Macchine per pensare

Roberto Persico
Francesco Varanini
Guerini, 320 pp., 21,50 euro

    Francesco Varanini è un personaggio che sfugge a ogni classificazione. Nato come etnografo, autore di un “Viaggio letterario in America latina” ammirato da Guillermo Cabrera Infante, racconta di aver vissuto il suo primo incontro con un personal computer “come un’agnizione”. Da allora – erano gli inizi degli anni Ottanta – la sua carriera nell’ambito dell’editoria (è stato, fra l’altro, direttore della casa editrice di Cuore e fondatore di Internazionale) è sempre stata legata all’uso dell’informatica più avanzata. Negli ultimi vent’anni si è occupato di formazione, management, innovazione (ma detto così è un po’ riduttivo) in mille ambiti e con innumerevoli partner, senza mai perdere di vista gli intrecci di cultura e tecnologia; da qui, tra l’altro, il suo impegno come docente universitario di “Tecnologie dell’informazione e produzione della letteratura” nel corso di Informatica umanistica dell’Università di Pisa; sempre da qui l’ambizioso progetto di un “Trattato di informatica umanistica” di cui “Macchine per pensare” è il primo volume, che ripercorre preistoria e storia del computer per coglierne le prospettive. La prima affonda le sue radici nella filosofia moderna, nel sogno di Cartesio e di Leibniz di costruire un linguaggio perfetto, un sistema in grado di tradurre ogni aspetto della realtà in segni e regole inequivocabili, secondo la celebre immagine del tedesco: “Quando sorgeranno controversie non ci sarà maggior bisogno di discussione tra due filosofi di quanto ce ne sia tra due calcolatori. Sarà sufficiente, infatti, che essi prendano la penna in mano, si siedano a tavolino, e si dicano reciprocamente (chiamato, se loro piace, un amico): calcoliamo”.

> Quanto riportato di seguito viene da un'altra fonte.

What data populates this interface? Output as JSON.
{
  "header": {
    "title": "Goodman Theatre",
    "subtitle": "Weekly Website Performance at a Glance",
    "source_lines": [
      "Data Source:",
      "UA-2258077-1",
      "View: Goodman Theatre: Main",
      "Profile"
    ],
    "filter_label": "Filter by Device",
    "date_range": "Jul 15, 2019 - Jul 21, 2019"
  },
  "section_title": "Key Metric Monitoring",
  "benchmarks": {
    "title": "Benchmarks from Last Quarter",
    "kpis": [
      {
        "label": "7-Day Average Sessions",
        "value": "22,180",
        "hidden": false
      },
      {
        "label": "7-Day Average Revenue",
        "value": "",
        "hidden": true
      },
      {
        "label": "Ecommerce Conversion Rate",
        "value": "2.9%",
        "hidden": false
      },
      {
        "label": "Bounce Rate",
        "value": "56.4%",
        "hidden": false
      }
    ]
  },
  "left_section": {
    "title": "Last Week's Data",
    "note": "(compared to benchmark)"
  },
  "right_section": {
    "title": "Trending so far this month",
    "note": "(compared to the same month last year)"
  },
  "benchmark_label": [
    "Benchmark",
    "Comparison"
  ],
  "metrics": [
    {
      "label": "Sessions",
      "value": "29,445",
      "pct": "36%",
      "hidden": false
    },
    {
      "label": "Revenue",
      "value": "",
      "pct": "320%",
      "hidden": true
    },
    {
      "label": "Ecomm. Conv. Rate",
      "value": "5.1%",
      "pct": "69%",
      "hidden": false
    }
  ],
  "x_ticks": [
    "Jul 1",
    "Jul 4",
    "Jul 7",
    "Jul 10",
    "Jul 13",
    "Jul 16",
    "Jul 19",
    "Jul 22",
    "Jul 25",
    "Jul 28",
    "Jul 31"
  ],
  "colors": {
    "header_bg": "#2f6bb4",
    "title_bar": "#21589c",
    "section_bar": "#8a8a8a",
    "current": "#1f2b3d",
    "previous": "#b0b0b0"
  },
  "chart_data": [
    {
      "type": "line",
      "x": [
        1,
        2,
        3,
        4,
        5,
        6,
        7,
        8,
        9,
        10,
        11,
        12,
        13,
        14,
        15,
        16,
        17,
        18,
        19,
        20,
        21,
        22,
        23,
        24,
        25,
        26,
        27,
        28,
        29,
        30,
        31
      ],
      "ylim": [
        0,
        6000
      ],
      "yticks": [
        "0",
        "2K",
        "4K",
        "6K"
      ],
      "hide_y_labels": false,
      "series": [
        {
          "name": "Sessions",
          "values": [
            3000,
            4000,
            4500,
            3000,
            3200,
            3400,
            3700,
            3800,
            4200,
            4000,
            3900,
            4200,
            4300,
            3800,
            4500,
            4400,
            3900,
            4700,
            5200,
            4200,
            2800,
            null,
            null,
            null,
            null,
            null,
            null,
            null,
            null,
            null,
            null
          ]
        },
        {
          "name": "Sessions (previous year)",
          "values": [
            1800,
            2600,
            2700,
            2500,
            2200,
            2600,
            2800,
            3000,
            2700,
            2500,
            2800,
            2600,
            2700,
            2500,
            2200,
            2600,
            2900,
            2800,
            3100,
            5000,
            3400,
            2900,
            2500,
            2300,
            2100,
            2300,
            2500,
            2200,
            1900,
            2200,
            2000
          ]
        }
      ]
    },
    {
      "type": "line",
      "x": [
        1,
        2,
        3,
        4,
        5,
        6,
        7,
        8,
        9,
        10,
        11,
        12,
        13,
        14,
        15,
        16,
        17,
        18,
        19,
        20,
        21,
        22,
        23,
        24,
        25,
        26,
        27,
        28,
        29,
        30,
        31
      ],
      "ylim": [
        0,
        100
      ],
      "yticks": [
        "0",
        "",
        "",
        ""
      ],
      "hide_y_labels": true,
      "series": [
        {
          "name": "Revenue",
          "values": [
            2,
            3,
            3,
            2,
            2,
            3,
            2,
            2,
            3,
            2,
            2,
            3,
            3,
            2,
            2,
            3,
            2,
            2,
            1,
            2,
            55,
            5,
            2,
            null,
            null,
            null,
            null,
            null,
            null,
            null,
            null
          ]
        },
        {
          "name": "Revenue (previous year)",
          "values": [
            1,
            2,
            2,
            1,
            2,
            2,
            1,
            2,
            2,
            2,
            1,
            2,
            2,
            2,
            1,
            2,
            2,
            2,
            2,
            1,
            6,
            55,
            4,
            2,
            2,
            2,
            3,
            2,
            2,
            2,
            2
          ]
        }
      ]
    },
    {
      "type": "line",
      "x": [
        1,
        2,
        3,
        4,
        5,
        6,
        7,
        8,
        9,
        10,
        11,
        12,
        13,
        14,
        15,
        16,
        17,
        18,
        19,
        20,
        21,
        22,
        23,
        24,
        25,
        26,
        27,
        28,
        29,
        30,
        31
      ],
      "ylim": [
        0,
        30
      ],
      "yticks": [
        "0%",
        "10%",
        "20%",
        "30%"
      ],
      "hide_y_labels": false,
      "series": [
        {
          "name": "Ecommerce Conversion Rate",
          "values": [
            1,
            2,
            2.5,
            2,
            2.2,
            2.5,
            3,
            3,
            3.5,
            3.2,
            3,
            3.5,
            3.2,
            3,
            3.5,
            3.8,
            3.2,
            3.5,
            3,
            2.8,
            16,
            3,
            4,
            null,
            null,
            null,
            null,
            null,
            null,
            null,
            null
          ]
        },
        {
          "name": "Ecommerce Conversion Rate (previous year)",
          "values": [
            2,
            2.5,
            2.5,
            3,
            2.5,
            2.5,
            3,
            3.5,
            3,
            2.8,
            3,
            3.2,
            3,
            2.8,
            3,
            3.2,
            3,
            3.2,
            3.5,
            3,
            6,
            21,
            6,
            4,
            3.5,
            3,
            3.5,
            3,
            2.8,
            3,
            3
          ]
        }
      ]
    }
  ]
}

    La storia si dipana nei decenni drammatici tra le due guerre mondiali, tra le “macchine di Hollerith” – i primi dispositivi a schede perforate, capaci di immagazzinare e restituire una mole impressionante di dati, in grado di dettare tempi e metodi dell’organizzazione aziendale, e poi dell’organizzazione statale, e poi della “soluzione finale” – e quelle di Konrad Zuse, che nel suo appartamento di Berlino progetta il primo calcolatore basato su un codice binario (le pagine dedicate al clima culturale e sociale della Germania degli anni Venti e Trenta sono tra le più fascinose del libro); per seguire poi la migrazione delle menti tedesche sull’altra sponda dell’Atlantico. Arriviamo così alle prospettive, e lasciamo la parola a Varanini: “Qualunque percorso si segua, si arriva in ogni caso inevitabilmente a una biforcazione. Vediamo due macchine. Da un lato l’idea della macchina come sostituto dell’uomo, la macchina perfetta che ci guida e ci governa e ci libera dalla paura. La macchina che pensa al posto dell’uomo. Infine: un Computer-Dio. Dall’altro lato la macchina come stampella del claudicante cammino umano, il computer che accompagna l’uomo”. Su questa seconda via, un importante, inatteso alleato è il web: “Ci troviamo sotto gli occhi un rovesciamento paradossale. Proprio tramite i computer, macchine nate nel quadro del progresso logicista, abbiamo accesso allo sconfinato, sinistro, perturbante, spaesante – ma enormemente ricco – World Wide Web”. Qui è impossibile separare nettamente credenze e verità: “Ci muoviamo nella sterminata rete mossi da ‘oscure congetture’. Ma non per questo il Web cessa di essere fonte di conoscenza. Al contrario: muoversi seguendo oscure congetture è il modo per portare alla luce quella conoscenza che la logica formale e le procedure del computing scartano”. Uomo a servizio della macchina o macchine a servizio dell’uomo, dunque: la partita è aperta. E il libro di Varanini è una scorrevole e dotta guida a comprenderne la logica.